In the run-up to Sunday's Olympic confrontation between the Netherlands and the United States men's national teams, Netherlands manager Foppe De Haan appeared to insult the United States with his assertion that "they don't have anybody extremely good." In my opinion, this brings up a very valid point concerning the States: we really don't have an extraordinary player.
Many would argue fiercely for the talent the U.S. has at its disposal in the Olympic team. Freddy Adu, Jozy Altidore, Michael Bradley, Sasha Kljestan and Brad Guzan are some of the luminaries, but none of them are genuine superstars in the international vein.
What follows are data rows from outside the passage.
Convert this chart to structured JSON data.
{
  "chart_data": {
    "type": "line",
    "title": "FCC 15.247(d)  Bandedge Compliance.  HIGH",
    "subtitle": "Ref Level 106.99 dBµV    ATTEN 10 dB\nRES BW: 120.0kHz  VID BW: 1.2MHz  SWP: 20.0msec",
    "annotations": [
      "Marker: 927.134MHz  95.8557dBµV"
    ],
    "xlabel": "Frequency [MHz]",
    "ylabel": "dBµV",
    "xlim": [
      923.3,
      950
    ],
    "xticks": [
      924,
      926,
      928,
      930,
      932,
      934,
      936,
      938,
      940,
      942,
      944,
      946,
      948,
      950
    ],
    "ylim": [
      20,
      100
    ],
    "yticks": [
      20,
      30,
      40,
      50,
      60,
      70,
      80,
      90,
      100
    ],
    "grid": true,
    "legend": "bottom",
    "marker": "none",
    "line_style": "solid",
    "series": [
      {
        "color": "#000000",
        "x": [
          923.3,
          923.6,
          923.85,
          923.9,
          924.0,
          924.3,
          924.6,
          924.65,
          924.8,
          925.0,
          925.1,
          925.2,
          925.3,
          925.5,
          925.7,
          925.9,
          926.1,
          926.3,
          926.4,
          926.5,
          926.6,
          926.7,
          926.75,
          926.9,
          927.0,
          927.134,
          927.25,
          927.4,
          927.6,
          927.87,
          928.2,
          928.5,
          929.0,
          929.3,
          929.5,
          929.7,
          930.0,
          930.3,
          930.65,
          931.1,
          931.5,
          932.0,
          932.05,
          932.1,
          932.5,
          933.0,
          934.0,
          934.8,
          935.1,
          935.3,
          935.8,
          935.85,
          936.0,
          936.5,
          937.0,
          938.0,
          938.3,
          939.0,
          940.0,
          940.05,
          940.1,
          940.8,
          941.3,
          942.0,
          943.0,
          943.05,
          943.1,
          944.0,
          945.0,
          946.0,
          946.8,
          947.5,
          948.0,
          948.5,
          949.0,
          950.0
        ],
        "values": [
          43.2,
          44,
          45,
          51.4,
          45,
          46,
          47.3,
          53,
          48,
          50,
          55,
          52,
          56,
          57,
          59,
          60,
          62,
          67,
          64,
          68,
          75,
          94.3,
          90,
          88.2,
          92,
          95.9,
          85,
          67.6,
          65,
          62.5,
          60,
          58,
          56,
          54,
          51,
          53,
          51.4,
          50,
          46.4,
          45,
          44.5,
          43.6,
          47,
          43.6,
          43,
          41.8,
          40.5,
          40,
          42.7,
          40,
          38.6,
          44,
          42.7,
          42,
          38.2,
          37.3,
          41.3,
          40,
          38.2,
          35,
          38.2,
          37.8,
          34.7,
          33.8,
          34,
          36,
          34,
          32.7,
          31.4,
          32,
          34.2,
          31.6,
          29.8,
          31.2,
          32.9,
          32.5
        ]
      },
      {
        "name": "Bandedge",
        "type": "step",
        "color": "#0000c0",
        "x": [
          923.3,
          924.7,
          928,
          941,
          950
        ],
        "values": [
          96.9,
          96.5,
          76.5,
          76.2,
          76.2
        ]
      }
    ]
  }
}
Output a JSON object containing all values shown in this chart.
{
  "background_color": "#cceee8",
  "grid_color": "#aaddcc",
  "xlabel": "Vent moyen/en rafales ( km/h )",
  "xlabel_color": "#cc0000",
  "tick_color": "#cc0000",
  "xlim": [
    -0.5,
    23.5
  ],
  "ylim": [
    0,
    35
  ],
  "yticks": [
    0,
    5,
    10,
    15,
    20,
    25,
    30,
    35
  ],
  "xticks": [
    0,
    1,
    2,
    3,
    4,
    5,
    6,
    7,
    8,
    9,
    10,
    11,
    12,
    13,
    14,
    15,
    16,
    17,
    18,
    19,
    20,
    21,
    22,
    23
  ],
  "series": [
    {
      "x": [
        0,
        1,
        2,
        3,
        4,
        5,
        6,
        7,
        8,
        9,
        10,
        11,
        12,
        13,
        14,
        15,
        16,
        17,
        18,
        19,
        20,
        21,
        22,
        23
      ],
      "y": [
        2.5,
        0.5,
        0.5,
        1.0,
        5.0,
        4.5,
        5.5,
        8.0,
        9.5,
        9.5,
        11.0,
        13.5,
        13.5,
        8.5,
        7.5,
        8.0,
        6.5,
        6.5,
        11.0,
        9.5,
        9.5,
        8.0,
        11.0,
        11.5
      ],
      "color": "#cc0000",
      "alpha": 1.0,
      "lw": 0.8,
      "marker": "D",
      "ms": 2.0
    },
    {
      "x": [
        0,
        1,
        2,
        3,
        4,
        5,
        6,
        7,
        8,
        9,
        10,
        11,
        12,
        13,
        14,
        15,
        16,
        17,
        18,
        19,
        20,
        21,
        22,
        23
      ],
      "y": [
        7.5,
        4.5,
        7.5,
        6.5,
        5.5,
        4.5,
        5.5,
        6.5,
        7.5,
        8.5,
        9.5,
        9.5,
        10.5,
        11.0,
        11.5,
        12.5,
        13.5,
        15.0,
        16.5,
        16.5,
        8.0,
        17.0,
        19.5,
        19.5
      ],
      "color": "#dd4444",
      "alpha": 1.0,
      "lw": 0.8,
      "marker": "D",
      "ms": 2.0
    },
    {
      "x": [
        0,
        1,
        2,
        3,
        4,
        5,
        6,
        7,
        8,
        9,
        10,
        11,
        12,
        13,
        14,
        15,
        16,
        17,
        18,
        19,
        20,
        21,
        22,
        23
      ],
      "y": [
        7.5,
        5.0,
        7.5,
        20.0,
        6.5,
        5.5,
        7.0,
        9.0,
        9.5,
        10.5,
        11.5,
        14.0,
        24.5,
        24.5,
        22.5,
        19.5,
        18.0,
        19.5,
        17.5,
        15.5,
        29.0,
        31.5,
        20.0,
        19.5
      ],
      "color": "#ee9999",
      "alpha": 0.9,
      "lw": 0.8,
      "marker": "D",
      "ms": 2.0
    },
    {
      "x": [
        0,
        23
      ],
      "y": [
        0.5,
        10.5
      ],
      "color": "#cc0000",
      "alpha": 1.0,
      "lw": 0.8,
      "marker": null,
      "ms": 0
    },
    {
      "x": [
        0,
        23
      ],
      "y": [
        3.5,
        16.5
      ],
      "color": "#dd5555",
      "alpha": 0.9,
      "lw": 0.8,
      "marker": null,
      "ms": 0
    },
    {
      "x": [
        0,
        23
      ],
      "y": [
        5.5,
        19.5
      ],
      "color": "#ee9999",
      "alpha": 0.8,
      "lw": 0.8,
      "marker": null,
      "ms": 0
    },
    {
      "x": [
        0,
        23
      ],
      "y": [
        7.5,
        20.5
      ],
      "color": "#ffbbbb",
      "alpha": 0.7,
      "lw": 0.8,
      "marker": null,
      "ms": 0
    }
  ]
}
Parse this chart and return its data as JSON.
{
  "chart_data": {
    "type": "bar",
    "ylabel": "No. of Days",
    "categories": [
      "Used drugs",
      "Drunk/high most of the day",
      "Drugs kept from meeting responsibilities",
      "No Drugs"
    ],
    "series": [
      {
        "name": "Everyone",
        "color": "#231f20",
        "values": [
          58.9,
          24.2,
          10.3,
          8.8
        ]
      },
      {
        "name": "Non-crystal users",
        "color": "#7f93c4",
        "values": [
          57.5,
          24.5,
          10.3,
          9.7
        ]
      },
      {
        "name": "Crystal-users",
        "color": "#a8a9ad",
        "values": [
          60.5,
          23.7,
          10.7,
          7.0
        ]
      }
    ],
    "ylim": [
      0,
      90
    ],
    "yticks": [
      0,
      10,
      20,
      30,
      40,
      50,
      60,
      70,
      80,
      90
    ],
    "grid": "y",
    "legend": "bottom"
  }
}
While I believe Freddy and Jozy are pearls for the future, they really haven't proven themselves enough to be called "extremely good" internationally. Although they've done very well in the MLS, that's hardly enough for them to compare to such stars as Ryan Babel, Sebastian Giovinco, Alexandre Pato, Leo Messi, Sergio Agüero, etc. who have proven themselves in Europe's top leagues, despite their relative youth. Freddy languished on the subs bench for Benfica (although he did manage a respectable haul of 5 goals) when he went abroad, and was subsequently loaned out to A.S. Monaco in the French Ligue 1 for this year. Jozy has yet to see a Spanish pitch in real competition for his new club Villarreal, and it will be interesting to see whether he accepts being loaned out (after initially rejecting the idea) in order to get some valuable minutes to aid his development.
Even Bryan McBride, the U.S.A.'s "best" player, is not a real world star. He was a good, solid striker and captain for Fulham in the EPL, but he hardly lit up the league with brilliant, game-changing performances day in, day out.
Foppe De Haan's statement speaks directly to one of the problems with the U.S. soccer team now. Although the team is as always very solid and well-organized, it's lacking in the individual creative brilliance that so many of the nations we strive to compete with seem to produce in excess. With every new generation of players issuing from the Netherlands, their fans see the possiblities of the "new Van Basten", the Italians hail their "new Roberto Baggio" and the French can look forward to the prospect of their "new Zidane". However, the U.S. struggles to produce exceptional individual talent because of several inherent flaws in the U.S. soccer system itself.
In summary, I feel that instead of taking offense to De Haan's words, we should instead examine the problem that prevents the U.S. from developing the talent we have at our disposal into genuine stars. In addition, what can we do to prevent the talent we've developed from escaping our clutches (a lá Giuseppe Rossi)?